Russell also added that, “we don’t have a job description in front of us.”
Russell said that there would be a, “system-wide and strategic revisiting of processes…that will ensure the NAACP can address these 21st century challenges.”
Russell also said that he and Johnson would manage the day-to-day NAACP operations on an interim basis until a replacement for Brooks is found. They also announced a NAACP “listening tour” in an effort to be informed “by the people we serve” and to “harness grassroots energy” while at the same time listening also to current staff, past leaders in the Civil Rights Movement and “philanthropic” groups.
The NAACP makes this startling leadership change at an incredibly crucial time. President Donald Trump is reeling amidst accusations of collusion with the Russian government, during the 2016 election season and obstruction of justice involving former FBI Director Jim Comey’s investigation of it. Attorney General Sessions easily represents one of the biggest threats to policy issues disproportionately impacting African Americans.
But the NAACP has clearly taken a back seat in terms of national attention. Younger, tighter and more focused movements such as Black Lives Matter, Color of Change and now The Indivisible Movement have leveraged social media and narrowed priorities to push there agendas as the NAACP has remained in a traditionalist managerial model that would appear ill-suited for the times.

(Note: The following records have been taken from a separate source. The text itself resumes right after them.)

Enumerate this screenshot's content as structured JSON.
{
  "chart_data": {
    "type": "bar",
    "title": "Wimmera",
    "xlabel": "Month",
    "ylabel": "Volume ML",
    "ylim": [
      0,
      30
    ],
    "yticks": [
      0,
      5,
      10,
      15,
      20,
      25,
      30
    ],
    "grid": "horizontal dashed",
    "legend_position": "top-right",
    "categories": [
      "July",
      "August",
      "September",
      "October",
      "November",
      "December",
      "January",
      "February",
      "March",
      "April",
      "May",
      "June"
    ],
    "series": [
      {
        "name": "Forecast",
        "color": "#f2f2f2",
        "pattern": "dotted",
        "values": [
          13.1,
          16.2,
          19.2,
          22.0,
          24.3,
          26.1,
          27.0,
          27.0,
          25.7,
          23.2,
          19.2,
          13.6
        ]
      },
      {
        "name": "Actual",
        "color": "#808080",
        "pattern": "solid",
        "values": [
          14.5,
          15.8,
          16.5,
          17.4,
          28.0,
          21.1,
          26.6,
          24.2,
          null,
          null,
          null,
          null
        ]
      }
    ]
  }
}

The vote by the 64-member NAACP national board to part ways with Brooks took place during a quarterly board meeting in Florida and on the same day that Dr. Rev. William Barber stepped down as NAACP North Carolina State President. Barber has led the Moral Mondays movement in North Carolina and won political and public relations attention as a result. He is now focused on a diverse “poor people’s campaign” modeled after Dr. Martin Luther King’s own work.